Socken stricken, Suppenküche und Selbstverteidigung

Wanderausstellung der Gemeinnützigen Frauen ist in Gränichen zu sehen

WIR. MITTENDRIN., so heisst die Wanderausstellung, die seit 2008 durch die Schweiz reist, um an die verdienstvolle Geschichte und den heute noch unbestrittenen Nutzen der gemeinnützigen Frauenvereine zu erinnern. „Mittendrin" sind auch der 1856 gegründete Gemeinnützige Frauenverein Gränichen mit Regula Toscan als Präsidentin, die diese Wanderausstellung ins „Dorf zum Daheim sein" holten.
Zum Vernissage-Auftakt im Foyer des Gemeindehauses spielten die Musikschülerinnen von Brigitta Plüss eine lüpfige Blockflötenweisen mit dem Titel „Wir ziehen den Hut" - eine sinnige Hommage an all die Frauen, die sich seit 122 Jahren für das Allgemeinwohl in der Schweiz einsetzen. Eine Hommage aber auch an die Gastrednerin, Ständerätin Christine Egerszegi - man weiss, dass ihr nicht nur der SGF wichtig ist, sondern auch die Schulmusik. Sie freute sich sichtlich über die musikalische Referenz, die durch den Schülerchor von Karsten Schulz ergänzt wurde.

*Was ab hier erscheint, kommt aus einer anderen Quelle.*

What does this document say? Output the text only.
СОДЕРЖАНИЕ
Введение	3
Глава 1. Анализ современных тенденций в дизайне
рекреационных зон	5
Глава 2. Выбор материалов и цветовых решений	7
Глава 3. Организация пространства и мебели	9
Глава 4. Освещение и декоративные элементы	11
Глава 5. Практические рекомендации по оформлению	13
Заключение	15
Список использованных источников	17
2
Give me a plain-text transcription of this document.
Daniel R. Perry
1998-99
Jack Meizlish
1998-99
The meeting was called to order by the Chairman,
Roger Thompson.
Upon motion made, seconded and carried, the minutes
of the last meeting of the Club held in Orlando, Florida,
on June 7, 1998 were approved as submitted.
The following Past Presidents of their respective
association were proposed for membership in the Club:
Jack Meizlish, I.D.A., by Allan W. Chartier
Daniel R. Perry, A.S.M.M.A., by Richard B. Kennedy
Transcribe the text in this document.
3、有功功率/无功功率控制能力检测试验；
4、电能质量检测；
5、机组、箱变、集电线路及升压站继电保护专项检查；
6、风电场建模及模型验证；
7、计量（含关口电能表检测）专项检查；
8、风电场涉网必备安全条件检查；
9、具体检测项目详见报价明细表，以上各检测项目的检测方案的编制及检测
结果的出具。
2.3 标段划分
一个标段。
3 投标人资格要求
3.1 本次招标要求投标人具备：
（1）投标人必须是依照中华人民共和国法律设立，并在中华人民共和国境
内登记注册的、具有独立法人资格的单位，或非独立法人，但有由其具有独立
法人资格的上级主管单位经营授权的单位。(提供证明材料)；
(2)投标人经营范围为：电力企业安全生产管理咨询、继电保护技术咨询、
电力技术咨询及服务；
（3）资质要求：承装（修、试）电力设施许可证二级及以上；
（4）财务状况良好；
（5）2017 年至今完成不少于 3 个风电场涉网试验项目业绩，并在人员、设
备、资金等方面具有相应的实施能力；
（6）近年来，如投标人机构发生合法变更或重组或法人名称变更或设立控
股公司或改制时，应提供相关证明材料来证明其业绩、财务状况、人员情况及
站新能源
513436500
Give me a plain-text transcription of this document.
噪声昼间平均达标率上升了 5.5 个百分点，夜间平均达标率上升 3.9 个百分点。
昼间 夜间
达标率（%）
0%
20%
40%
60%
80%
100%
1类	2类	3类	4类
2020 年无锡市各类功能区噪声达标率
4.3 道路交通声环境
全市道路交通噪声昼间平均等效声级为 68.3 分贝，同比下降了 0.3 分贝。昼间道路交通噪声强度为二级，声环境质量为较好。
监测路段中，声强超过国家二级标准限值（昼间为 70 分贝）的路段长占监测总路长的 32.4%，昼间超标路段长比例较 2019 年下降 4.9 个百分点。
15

In ihrer Tour d'horizon streifte die Vollblutpolitikerin die Anfänge und die wertvolle Arbeit, die von der ältesten Schweizer Frauendachorganisation seit 1888 geleistet wird. Was mit Sockenstricken und Suppenküche angefangen hat, reicht heute bis zum Selbstverteidigungskursangebot für Schulmädchen und -buben. Pionierarbeit leistete der SGF bereits 1906, als er in Niederlenz eine Gartenbauschule eröffnete, damit die Mädchen einen Beruf erlernen konnten. Ein weiterer Meilenstein war das ebenfalls in Niederlenz angesiedelte Schneiderinnenlehratelier, das heute ModeElle-Couture heisst. In Albanien finanziert der SGF ein Lernzentrum, in dem Jugendliche eine Gastronomie- oder Schneiderinnen-Lehre machen können. Christine Egerszegi wies auf die elf Panels in der Ausstellung hin, die mit Bildern und knappen Informationen, das weite Tätigkeitsfeld des SGF umreissen. Sie erzählte auch über ihre eigenen Erfahrungen mit freiwilligen Engagements in ihrer Wohngemeinde. „Höchste Zeit, dass im ‚Jahr der Freiwilligen' endlich einmal darauf hingewiesen wird, was Organisationen wie der SGF mit ihrem tatkräftigen und grosszügigen finanziellen Engagement leisten. Was über so viele Jahre funktionierte, wird als selbstverständlich angesehen. Doch müsste der Staat dafür aufkommen, würde es ihn viele Millionen Franken kosten."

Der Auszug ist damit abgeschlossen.